Total insulin lispro exposure and maximum insulin lispro concentration increased proportionally with increasing subcutaneous doses of Lyumjev within the dose range from 7U to 30U.

CSII

The absorption of insulin lispro was accelerated when Lyumjev was administered by CSII in patients with type 1 diabetes.

  • Time to reach 50% maximum concentration was 14 minutes, 9 minutes shorter than for Humalog.
  • Following administration of Lyumjev, 1.5 times more insulin lispro was available during the first 30 minutes compared to Humalog.

Comparison of Lyumjev 200 units/mL and Lyumjev 100 units/mL

The results of a study in healthy subjects demonstrated that Lyumjev 200 units/mL is bioequivalent to Lyumjev 100 units/mL following administration of a single 15 unit dose for the area under serum insulin lispro concentration-time curve from time zero to infinity and maximum insulin lispro concentration.
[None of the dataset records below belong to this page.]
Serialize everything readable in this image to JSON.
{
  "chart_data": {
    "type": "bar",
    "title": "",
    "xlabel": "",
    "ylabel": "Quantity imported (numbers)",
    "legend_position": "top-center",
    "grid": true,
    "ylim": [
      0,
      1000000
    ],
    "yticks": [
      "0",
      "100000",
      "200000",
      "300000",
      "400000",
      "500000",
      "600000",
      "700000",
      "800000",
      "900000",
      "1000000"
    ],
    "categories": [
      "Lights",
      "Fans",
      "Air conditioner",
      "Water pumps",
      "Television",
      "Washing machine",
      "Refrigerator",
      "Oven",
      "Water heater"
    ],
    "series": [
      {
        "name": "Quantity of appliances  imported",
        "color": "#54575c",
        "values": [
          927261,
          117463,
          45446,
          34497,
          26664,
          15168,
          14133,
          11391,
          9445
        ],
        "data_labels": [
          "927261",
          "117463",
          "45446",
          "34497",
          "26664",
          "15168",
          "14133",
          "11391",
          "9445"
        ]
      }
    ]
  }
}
The accelerated insulin lispro absorption after administration of 200 units/mL was similar to that observed with Lyumjev 100 units/mL. No dose conversion is required if transferring a patient between the strengths.

Distribution

The geometric mean (% coefficient of variation [CV%]) volume of distribution of insulin lispro (Vd) was 34 L (30%) after intravenous administration of Lyumjev as a bolus injection of a 15 unit dose in healthy subjects.

Elimination

The geometric mean (CV%) clearance of insulin lispro was 32 L/hour (22%) and the median half-life of insulin lispro was 44 minutes after intravenous administration of Lyumjev as a bolus injection of a 15 unit dose in healthy subjects.

Special populations

In adult subjects, age, gender, and race did not affect the pharmacokinetics and pharmacodynamics of Lyumjev. No data are available on children and adolescents below 18 years of age.

Patients with renal and hepatic impairment

Renal and hepatic impairment is not known to impact the pharmacokinetics of insulin lispro.

5.3. Preclinical safety data

Non-clinical data reveal no special hazard for humans based on conventional studies of safety pharmacology, repeated dose toxicity, genotoxicity, carcinogenic potential, toxicity to reproduction and development after exposure to insulin lispro.